TDLR: DSS is almost entirely CPU limited, and is decently, but not perfectly multi-threaded. Modern desktop processors say 4 core or 6 core parts do very well. Higher core counts offer some increases but there are limited returns after a certain point. Clock speed is king.
I did do some tests and I could find no bottleneck with regards storage or RAM speeds. Even the terribly slow 4200rpm disk compared to a SATA3 SSD in the arrandale laptop did not seem to effect the outcome massively. An NVME SSD also offered no discernable advantage on the Ryzen. Similarly higher RAM clocks on the Ryzen changed nothing.
The Test:
10x raw light frames from a canon 700D, no darks, flats or bias. I time from registration through to displaying the final stacked image on the screen with single thread and multi thread modes
RAW/FITS - AHD debayer, no tickboxes checked for blackpoint or white balance
Register / Stacking - Register already registered frames, Auto detect hot pixels, Stack 100% of images, star detection 25% with median filter on
Stacking parameters - Result standard, no background calibration, Light = Median Kappa-Sigma*, Kappa = 2.5, Iterations = 5, Alignment = auto, Intermediate files yes FITS, Cosmetic Hot pixel detect 1px, threshold 80%, Cold pixel detect 1px, threshold 99%, Output auto save final image. Use all threads as required.

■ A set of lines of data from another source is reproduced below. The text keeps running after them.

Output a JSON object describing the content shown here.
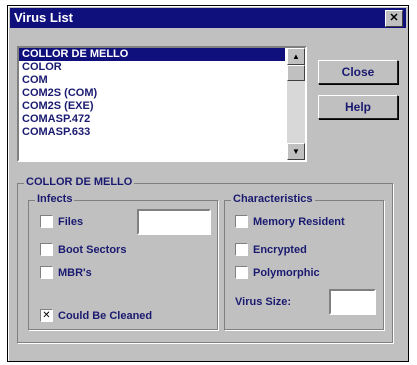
{
  "window": {
    "title": "Virus List",
    "close_glyph": "✕"
  },
  "virus_list": {
    "items": [
      "COLLOR DE MELLO",
      "COLOR",
      "COM",
      "COM2S (COM)",
      "COM2S (EXE)",
      "COMASP.472",
      "COMASP.633"
    ],
    "selected_index": 0,
    "scroll_up_glyph": "▲",
    "scroll_down_glyph": "▼"
  },
  "buttons": {
    "close": "Close",
    "help": "Help"
  },
  "details": {
    "group_label": "COLLOR DE MELLO",
    "infects": {
      "label": "Infects",
      "files": {
        "label": "Files",
        "checked": false
      },
      "boot_sectors": {
        "label": "Boot Sectors",
        "checked": false
      },
      "mbrs": {
        "label": "MBR's",
        "checked": false
      },
      "files_count_value": ""
    },
    "characteristics": {
      "label": "Characteristics",
      "memory_resident": {
        "label": "Memory Resident",
        "checked": false
      },
      "encrypted": {
        "label": "Encrypted",
        "checked": false
      },
      "polymorphic": {
        "label": "Polymorphic",
        "checked": false
      },
      "virus_size_label": "Virus Size:",
      "virus_size_value": ""
    },
    "could_be_cleaned": {
      "label": "Could Be Cleaned",
      "checked": true,
      "mark": "✕"
    }
  }
}
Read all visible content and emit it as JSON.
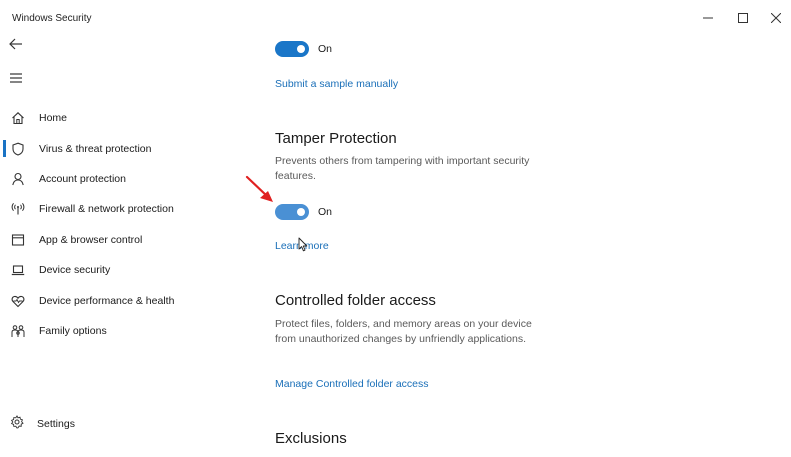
{
  "window": {
    "title": "Windows Security",
    "minimize_icon": "minimize-icon",
    "maximize_icon": "maximize-icon",
    "close_icon": "close-icon"
  },
  "nav": {
    "back_icon": "back-arrow-icon",
    "menu_icon": "hamburger-menu-icon",
    "items": [
      {
        "label": "Home",
        "icon": "home-icon",
        "active": false
      },
      {
        "label": "Virus & threat protection",
        "icon": "shield-icon",
        "active": true
      },
      {
        "label": "Account protection",
        "icon": "person-icon",
        "active": false
      },
      {
        "label": "Firewall & network protection",
        "icon": "wifi-antenna-icon",
        "active": false
      },
      {
        "label": "App & browser control",
        "icon": "browser-window-icon",
        "active": false
      },
      {
        "label": "Device security",
        "icon": "laptop-icon",
        "active": false
      },
      {
        "label": "Device performance & health",
        "icon": "heart-pulse-icon",
        "active": false
      },
      {
        "label": "Family options",
        "icon": "family-icon",
        "active": false
      }
    ],
    "settings_label": "Settings",
    "settings_icon": "gear-icon"
  },
  "main": {
    "sample_submission": {
      "toggle_state": "On",
      "link": "Submit a sample manually"
    },
    "tamper_protection": {
      "title": "Tamper Protection",
      "description": "Prevents others from tampering with important security features.",
      "toggle_state": "On",
      "link": "Learn more"
    },
    "controlled_folder_access": {
      "title": "Controlled folder access",
      "description": "Protect files, folders, and memory areas on your device from unauthorized changes by unfriendly applications.",
      "link": "Manage Controlled folder access"
    },
    "exclusions": {
      "title": "Exclusions"
    }
  },
  "colors": {
    "accent": "#1a76c8",
    "link": "#1a6fb8",
    "annotation_arrow": "#e02020"
  }
}
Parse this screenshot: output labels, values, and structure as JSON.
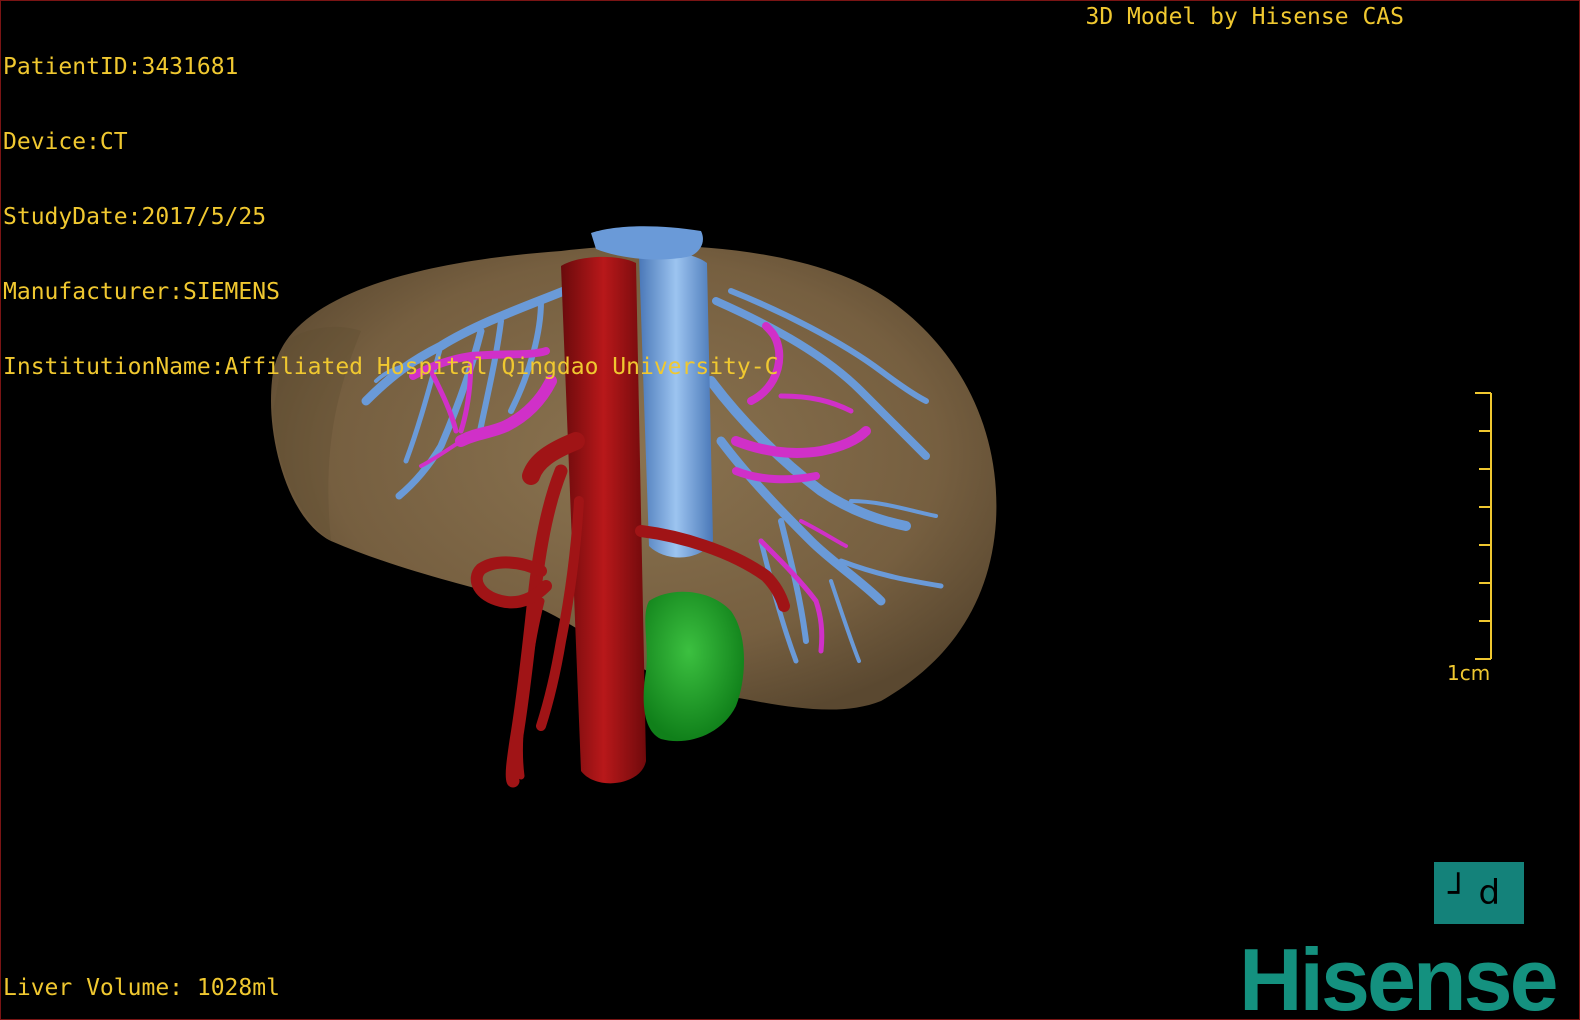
{
  "header": {
    "patient_id": "PatientID:3431681",
    "device": "Device:CT",
    "study_date": "StudyDate:2017/5/25",
    "manufacturer": "Manufacturer:SIEMENS",
    "institution": "InstitutionName:Affiliated Hospital Qingdao University-C"
  },
  "credit": "3D Model by Hisense CAS",
  "footer": {
    "liver_volume": "Liver Volume: 1028ml"
  },
  "scale": {
    "label": "1cm"
  },
  "orientation": {
    "label": "┘d"
  },
  "brand": {
    "name": "Hisense"
  },
  "colors": {
    "text": "#f0c830",
    "liver": "#7a6444",
    "artery": "#a01416",
    "portal_vein": "#6a9ad8",
    "hepatic_vein": "#d030c8",
    "tumor": "#20a030",
    "brand": "#14917f"
  }
}
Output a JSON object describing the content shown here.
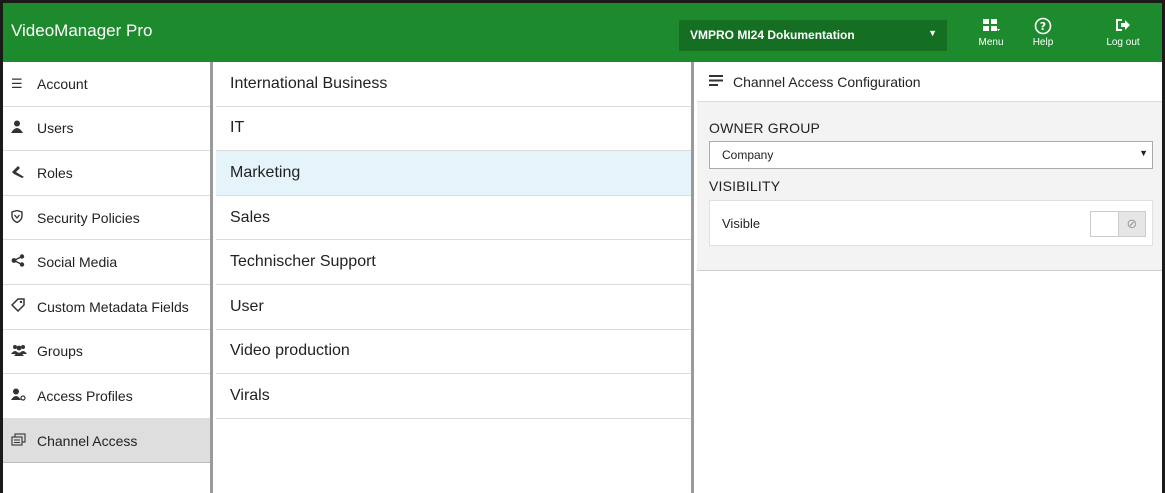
{
  "app": {
    "title": "VideoManager Pro"
  },
  "header": {
    "project_select": "VMPRO MI24 Dokumentation",
    "buttons": [
      {
        "label": "Menu",
        "icon": "grid-icon"
      },
      {
        "label": "Help",
        "icon": "help-circle-icon"
      },
      {
        "label": "Log out",
        "icon": "logout-icon"
      }
    ]
  },
  "leftnav": {
    "items": [
      {
        "label": "Account",
        "icon": "account-icon"
      },
      {
        "label": "Users",
        "icon": "user-icon"
      },
      {
        "label": "Roles",
        "icon": "roles-icon"
      },
      {
        "label": "Security Policies",
        "icon": "shield-icon"
      },
      {
        "label": "Social Media",
        "icon": "share-icon"
      },
      {
        "label": "Custom Metadata Fields",
        "icon": "tag-icon"
      },
      {
        "label": "Groups",
        "icon": "groups-icon"
      },
      {
        "label": "Access Profiles",
        "icon": "access-profile-icon"
      },
      {
        "label": "Channel Access",
        "icon": "channel-icon",
        "active": true
      }
    ]
  },
  "midlist": {
    "items": [
      "International Business",
      "IT",
      "Marketing",
      "Sales",
      "Technischer Support",
      "User",
      "Video production",
      "Virals"
    ],
    "selected": "Marketing"
  },
  "panel": {
    "title": "Channel Access Configuration",
    "owner_group_label": "OWNER GROUP",
    "owner_group_value": "Company",
    "visibility_label": "VISIBILITY",
    "visible_label": "Visible",
    "toggle_knob": "⊘"
  },
  "colors": {
    "header": "#1e8a2e",
    "header_dark": "#156f22",
    "selected": "#e5f3fb",
    "active_nav": "#dedede"
  }
}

*I realise KS median is maybe not the best choice for light frames, but since I started with that I kept that setting on all test for consistency
Real World Results Single Thread Speed:
Laptop i5-520m, Arrandale architecture, 2933Mhz; 345s
Laptop i5-6200u, Skylake-u archtecture, 2700Mhz; 275s
Desktop i5-3570k stock, Ivy Bridge architecture, 3800Mhz; 210s
Desktop i5-3570k overclocked, Ivy Bridge architecture, 4500Mhz; 178s
Desktop i5-4460, Haswell architecture, 3400Mhz; 206s
Desktop AMD Ryzen 3700x stock, Zen2 architecture, 4400Mhz; 151s
Real World Results Multi Thread Speed:
Laptop i5-520m, Arrandale architecture, 2 cores 4 threads, 2700Mhz; 190s
Laptop i5-6200u, Skylake-u archtecture, 2 cores 4 threads, 2700Mhz; 141s
Desktop i5-3570k stock, Ivy Bridge architecture, 4 cores 4 threads, 3400Mhz; 97s
Desktop i5-3570k overclocked, Ivy Bridge architecture, 4 cores 4 threads, 4500Mhz; 77s
Desktop i5-4460 stock, Haswell architecture, 4 cores 4 threads, 3200Mhz; 91s
Desktop AMD Ryzen 3700x stock, Zen2 architecture, 8 cores 16 threads, 4000Mhz*; 47s
*multi-core clockspeeds for Ryzen (and indeed modern Intel parts) are variable, 4Ghz is an estimate here.
From an architecture standpoint; 2010 Arrandale architecture is at least 20% slower at least than even the 2012 Ivy Bridge clock for clock, which itself is 15% and 23% slower than 2014 Haswell and 2019 Zen2 respectively clock for clock.
From a mulithreading perspective, 2 core 4 thread laptop parts are about 1.9 times faster than the single thread speed, whereas the Ryzen part is "only" 3.2 times faster than its single thread speed with 8 cores and 16 threads.
The overclocked Ivy-Bridge parts scales near-linearly with clockspeed.
You can do some maths with simultaneous equations - not shown here! - and conclude that this DSS workload has about 77% of its work able to be multi-threaded, and 23% which remains single threaded. I can use this 77% figure to estimate the speeds of other CPUs which I dont currently have access too.
Estimated Intel i9 10900k 10c/20t all cores 4400Mhz multithread time: 40s
Estimated AMD Ryzen 9 3950x 16c/32t all cores 4200Mhz multithread time: 38s
Of course this is a test of only stacking 10 frames, if you are stacking hundreds of frames, these gains will add up, and perhaps 20% is several minutes!
As we can see we are into the territory of limited returns as both the £700 3950x and the £530 i9 are "only" ~20% faster than the £280 3700x.
Therefore I would expect, that the 4c/8t Ryzen 3300x and Intels equivalent i3 part, as well as the 6c/12t 3600 / i5 parts are likely to offer the best bang for buck for stacking.
Estimated AMD 3300x 4c/8t all cores 4200Mhz multithread time: 56s
Estimated AMD 3600 6/12t all cores 3800Mhz multithread time: 52s
Estimated Intel i3 10100 4c/8t all cores 4300Mhz multithread time: 61s
Estimated Intel i5 10600 6c/12t all cores 3300Mhz multithread time: 50s
At lot depends here on the exact multicore clock speed which are very difficult to accurately predict. But I would expect all these parts to score between 50 and 60 seconds.